Dlaczego tak wstydliwym tematem jest
mówienie o Panu Jezusie? Ilekroć próbuję coś o Nim powiedzieć, to mój rozmówca
od razu zmienia temat… A przecież On jest – żywy i prawdziwy, chociaż Go nie
widzimy! Przecież nie chodzi o opowiadanie jakiś swoich wewnętrznych przeżyć,
związanych z Chrystusem… A co chodzi?
Wystarczy Go zaprosić do swojego życia,
do swojego domu, a będzie nam towarzyszył, pójdzie z nami wszędzie, pocieszy,
przytuli, przemieni smutek w radość, przyniesie ulgę w cierpieniu, podzieli
nasze szczęście, ukoi ból niesionego krzyża… Zatem Pan Jezus spełnia wszystkie
oczekiwania, jakie wiąże się z przyjacielem. Prawdziwego przyjaciela poznaje się
w biedzie! – mówi stare przysłowie. To prawda!!!
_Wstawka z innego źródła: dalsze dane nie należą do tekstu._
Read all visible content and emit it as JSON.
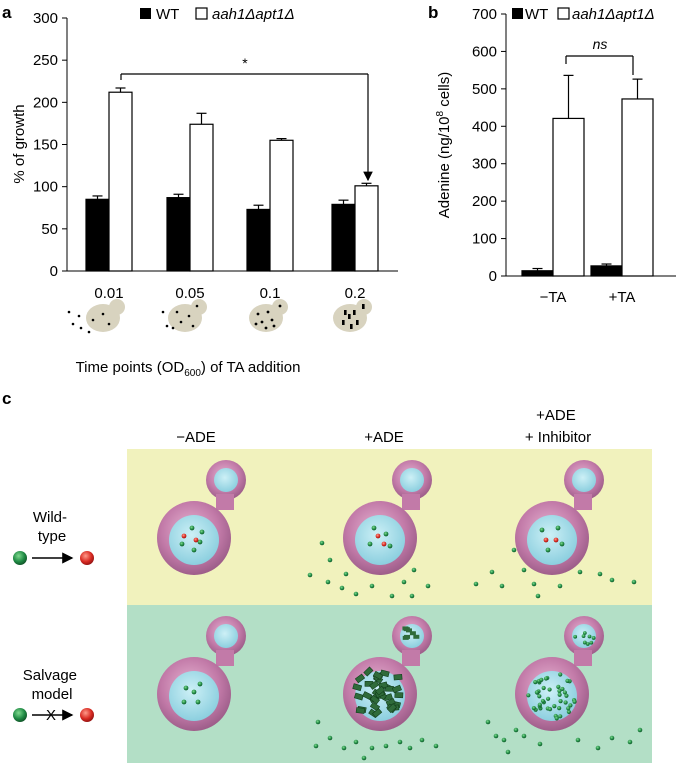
{
  "panel_labels": {
    "a": "a",
    "b": "b",
    "c": "c"
  },
  "legend": {
    "wt": "WT",
    "mutant": "aah1Δapt1Δ"
  },
  "colors": {
    "wt_bar": "#000000",
    "mutant_bar": "#ffffff",
    "yellow_panel": "#f1f2bd",
    "green_panel": "#b3dfc6",
    "cell_body": "#c27aa8",
    "nucleus": "#9fdbe7",
    "green_dot": "#1a7a3c",
    "red_dot": "#d32626",
    "icon_cell": "#d8d3bf"
  },
  "chart_data": [
    {
      "type": "bar",
      "title": "",
      "xlabel_prefix": "Time points (OD",
      "xlabel_sub": "600",
      "xlabel_suffix": ") of TA addition",
      "ylabel": "% of growth",
      "categories": [
        "0.01",
        "0.05",
        "0.1",
        "0.2"
      ],
      "series": [
        {
          "name": "WT",
          "values": [
            85,
            87,
            73,
            79
          ],
          "errors": [
            4,
            4,
            5,
            5
          ]
        },
        {
          "name": "aah1Δapt1Δ",
          "values": [
            212,
            174,
            155,
            101
          ],
          "errors": [
            5,
            13,
            2,
            3
          ]
        }
      ],
      "ylim": [
        0,
        300
      ],
      "yticks": [
        "0",
        "50",
        "100",
        "150",
        "200",
        "250",
        "300"
      ],
      "annotation": "*",
      "grid": false,
      "legend_position": "top"
    },
    {
      "type": "bar",
      "title": "",
      "xlabel": "",
      "ylabel_prefix": "Adenine (ng/10",
      "ylabel_sup": "8",
      "ylabel_suffix": " cells)",
      "categories": [
        "−TA",
        "+TA"
      ],
      "series": [
        {
          "name": "WT",
          "values": [
            14,
            27
          ],
          "errors": [
            6,
            5
          ]
        },
        {
          "name": "aah1Δapt1Δ",
          "values": [
            421,
            473
          ],
          "errors": [
            115,
            53
          ]
        }
      ],
      "ylim": [
        0,
        700
      ],
      "yticks": [
        "0",
        "100",
        "200",
        "300",
        "400",
        "500",
        "600",
        "700"
      ],
      "annotation": "ns",
      "grid": false,
      "legend_position": "top"
    }
  ],
  "panel_c": {
    "columns": [
      "−ADE",
      "+ADE",
      "+ADE\n+ Inhibitor"
    ],
    "rows": [
      {
        "label": "Wild-\ntype"
      },
      {
        "label": "Salvage\nmodel",
        "blocked_mark": "X"
      }
    ]
  }
}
Tak chętnie rozmawiamy o nieważnych
sprawach, ekscytujemy się nowinkami, a może by tak porozmawiać o Chrystusie… O
tym, jak nam pomaga, jak jest z nami dzięki Komunii św., jak nas prowadzi…
Przecież śpiewamy Jezus przez życie mnie
wiedzie…
Rozmawiajmy z Nim… To nic, że Go nie
widzimy! Odpowie nam poprzez dobre natchnienia, pokieruje naszym życiem,
wystarczy Go tylko poprosić. Nauczy uśmiechać się do każdego człowieka, nauczy
życzliwości i łagodności, bo … wystarczy tylko z Nim być!
Jeżeli wszystko będzie miało
odniesienie do Pana Jezusa, nasze życie nabierze innych barw – pięknych i
słonecznych! Mimo ciężaru codziennego krzyża, bo On pomoże nam go nieść!